When you look at the numbers, you see that 170,000 people have been killed in this conflict. That equates to the population of Townsville. It just is quite mind-blowing. The UN has estimated that over nine million people have been driven from their homes by this conflict. That is the equivalent of the people of Tasmania, South Australia, Western Australia and Queensland being displaced from their homes. It gives you an extraordinary concept of what is going on in that place at the moment. The UN has made the statement that Syria is one of the most dangerous places in the world to be a child, and, when you consider what I have just said, then it is no wonder that UNICEF and other aid organisations are seeing Syria as a place so much in need.

You can look at the whole area—look at Iraq, Syria, Israel, Palestine, Gaza and the events that have happened in Egypt in recent times. We so terribly take for granted the fact that we can be safe. I took back to my son's school, after I came back from that part of the world, pictures of a wonderful colourful playground with all this wonderful playground equipment in it. The kids in the class were all terribly excited to see this playground equipment—these big concrete wiggly worms and little houses that the children could run in and out of. The kids thought this was fabulous until they realised that this playground was actually a bomb shelter for the school. We just take it for granted in this country that we have the right to feel safe and for our children to be safe. It is a privilege that we must never underestimate, because the children of the Middle East, when they go to bed tonight, are probably sleeping with one ear open and the door of the bomb shelter open so that they can run into it. And that is for the lucky ones that live in places where they have bomb shelters. There are obviously a lot of children that live in places where they do not have the luxury of being able to go to a bomb shelter.

It makes it even worse when you realise that so many of the children in these countries are being used as pawns of war. We saw little children, as young as five, in classrooms spitting vile venom about people that they did not like. To see a little five-year-old sitting there and being absolutely ruthlessly aggressive towards somebody that they had never seen, somebody they did not know anything about, was really quite tragic. To also see little boys at the age of five running around with machine guns strapped to them, shouting and yelling nasty things about, once again, people that they had never seen and did not know was really quite tragic. Once again, we in Australia need to make sure that we never take for granted the fact that we live in a country where we are safe and where we would never expose our children to the kind of devastating situation that these children in many overseas countries are in.
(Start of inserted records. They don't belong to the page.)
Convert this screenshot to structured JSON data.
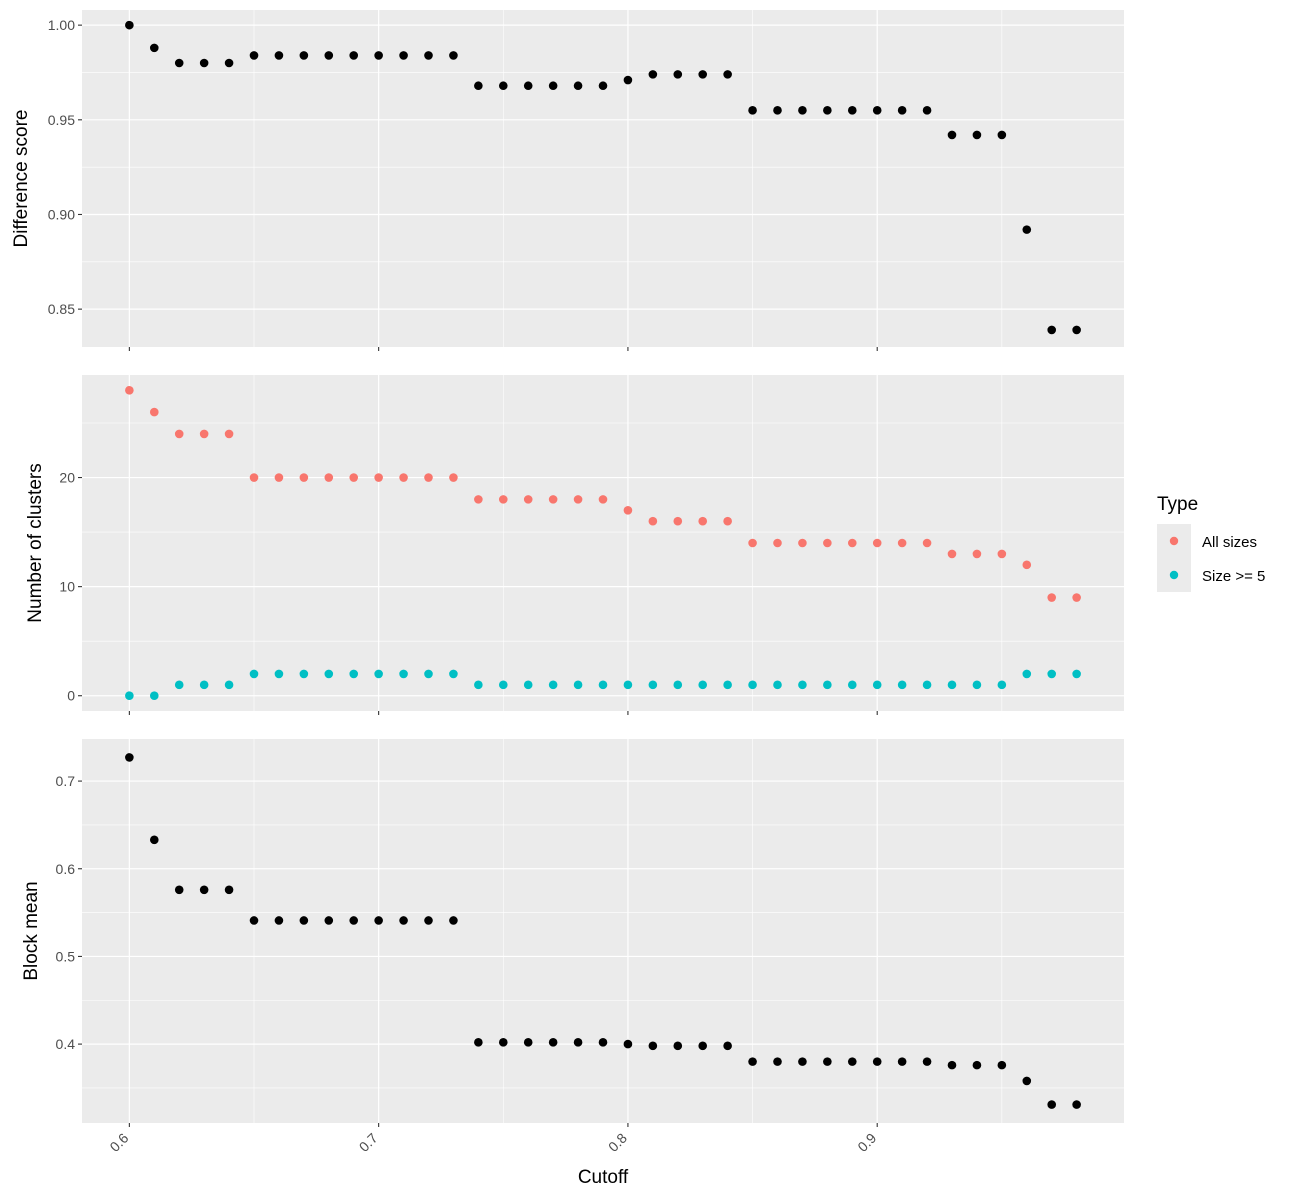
{
  "chart_data": [
    {
      "type": "scatter",
      "xlabel": "",
      "ylabel": "Difference score",
      "xlim": [
        0.581,
        0.999
      ],
      "ylim": [
        0.83,
        1.008
      ],
      "y_ticks": [
        "0.85",
        "0.90",
        "0.95",
        "1.00"
      ],
      "grid": true,
      "series": [
        {
          "color": "#000000",
          "x": [
            0.6,
            0.61,
            0.62,
            0.63,
            0.64,
            0.65,
            0.66,
            0.67,
            0.68,
            0.69,
            0.7,
            0.71,
            0.72,
            0.73,
            0.74,
            0.75,
            0.76,
            0.77,
            0.78,
            0.79,
            0.8,
            0.81,
            0.82,
            0.83,
            0.84,
            0.85,
            0.86,
            0.87,
            0.88,
            0.89,
            0.9,
            0.91,
            0.92,
            0.93,
            0.94,
            0.95,
            0.96,
            0.97,
            0.98
          ],
          "y": [
            1.0,
            0.988,
            0.98,
            0.98,
            0.98,
            0.984,
            0.984,
            0.984,
            0.984,
            0.984,
            0.984,
            0.984,
            0.984,
            0.984,
            0.968,
            0.968,
            0.968,
            0.968,
            0.968,
            0.968,
            0.971,
            0.974,
            0.974,
            0.974,
            0.974,
            0.955,
            0.955,
            0.955,
            0.955,
            0.955,
            0.955,
            0.955,
            0.955,
            0.942,
            0.942,
            0.942,
            0.892,
            0.839,
            0.839
          ]
        }
      ]
    },
    {
      "type": "scatter",
      "xlabel": "",
      "ylabel": "Number of clusters",
      "xlim": [
        0.581,
        0.999
      ],
      "ylim": [
        -1.4,
        29.4
      ],
      "y_ticks": [
        "0",
        "10",
        "20"
      ],
      "grid": true,
      "legend": {
        "title": "Type",
        "position": "right",
        "entries": [
          "All sizes",
          "Size >= 5"
        ]
      },
      "series": [
        {
          "name": "All sizes",
          "color": "#F8766D",
          "x": [
            0.6,
            0.61,
            0.62,
            0.63,
            0.64,
            0.65,
            0.66,
            0.67,
            0.68,
            0.69,
            0.7,
            0.71,
            0.72,
            0.73,
            0.74,
            0.75,
            0.76,
            0.77,
            0.78,
            0.79,
            0.8,
            0.81,
            0.82,
            0.83,
            0.84,
            0.85,
            0.86,
            0.87,
            0.88,
            0.89,
            0.9,
            0.91,
            0.92,
            0.93,
            0.94,
            0.95,
            0.96,
            0.97,
            0.98
          ],
          "y": [
            28,
            26,
            24,
            24,
            24,
            20,
            20,
            20,
            20,
            20,
            20,
            20,
            20,
            20,
            18,
            18,
            18,
            18,
            18,
            18,
            17,
            16,
            16,
            16,
            16,
            14,
            14,
            14,
            14,
            14,
            14,
            14,
            14,
            13,
            13,
            13,
            12,
            9,
            9
          ]
        },
        {
          "name": "Size >= 5",
          "color": "#00BFC4",
          "x": [
            0.6,
            0.61,
            0.62,
            0.63,
            0.64,
            0.65,
            0.66,
            0.67,
            0.68,
            0.69,
            0.7,
            0.71,
            0.72,
            0.73,
            0.74,
            0.75,
            0.76,
            0.77,
            0.78,
            0.79,
            0.8,
            0.81,
            0.82,
            0.83,
            0.84,
            0.85,
            0.86,
            0.87,
            0.88,
            0.89,
            0.9,
            0.91,
            0.92,
            0.93,
            0.94,
            0.95,
            0.96,
            0.97,
            0.98
          ],
          "y": [
            0,
            0,
            1,
            1,
            1,
            2,
            2,
            2,
            2,
            2,
            2,
            2,
            2,
            2,
            1,
            1,
            1,
            1,
            1,
            1,
            1,
            1,
            1,
            1,
            1,
            1,
            1,
            1,
            1,
            1,
            1,
            1,
            1,
            1,
            1,
            1,
            2,
            2,
            2
          ]
        }
      ]
    },
    {
      "type": "scatter",
      "xlabel": "Cutoff",
      "ylabel": "Block mean",
      "xlim": [
        0.581,
        0.999
      ],
      "ylim": [
        0.31,
        0.748
      ],
      "y_ticks": [
        "0.4",
        "0.5",
        "0.6",
        "0.7"
      ],
      "x_ticks": [
        "0.6",
        "0.7",
        "0.8",
        "0.9"
      ],
      "grid": true,
      "series": [
        {
          "color": "#000000",
          "x": [
            0.6,
            0.61,
            0.62,
            0.63,
            0.64,
            0.65,
            0.66,
            0.67,
            0.68,
            0.69,
            0.7,
            0.71,
            0.72,
            0.73,
            0.74,
            0.75,
            0.76,
            0.77,
            0.78,
            0.79,
            0.8,
            0.81,
            0.82,
            0.83,
            0.84,
            0.85,
            0.86,
            0.87,
            0.88,
            0.89,
            0.9,
            0.91,
            0.92,
            0.93,
            0.94,
            0.95,
            0.96,
            0.97,
            0.98
          ],
          "y": [
            0.727,
            0.633,
            0.576,
            0.576,
            0.576,
            0.541,
            0.541,
            0.541,
            0.541,
            0.541,
            0.541,
            0.541,
            0.541,
            0.541,
            0.402,
            0.402,
            0.402,
            0.402,
            0.402,
            0.402,
            0.4,
            0.398,
            0.398,
            0.398,
            0.398,
            0.38,
            0.38,
            0.38,
            0.38,
            0.38,
            0.38,
            0.38,
            0.38,
            0.376,
            0.376,
            0.376,
            0.358,
            0.331,
            0.331
          ]
        }
      ]
    }
  ]
}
Tonight I would like to say, for all the children of the world who live in countries where there is war, that we as a society need to condemn the use of children in war. We need to make sure that we do everything we can to protect these children. We also need to do whatever we can to stop the hostilities, to try and help bring to an end the conflicts that are causing so many children to be killed, injured, maimed and displaced. In this world, I suppose, adults can make decisions for themselves. Adults are big enough to be able to fight for themselves. Adults know what they are doing. The children of this world are not so lucky. They just become victims of the postcode into which they were born. It is totally unacceptable that so many children are being put in this position in the world, and I would like to see that we would do more to ensure that the children of the world are taken out of this position of such great risk.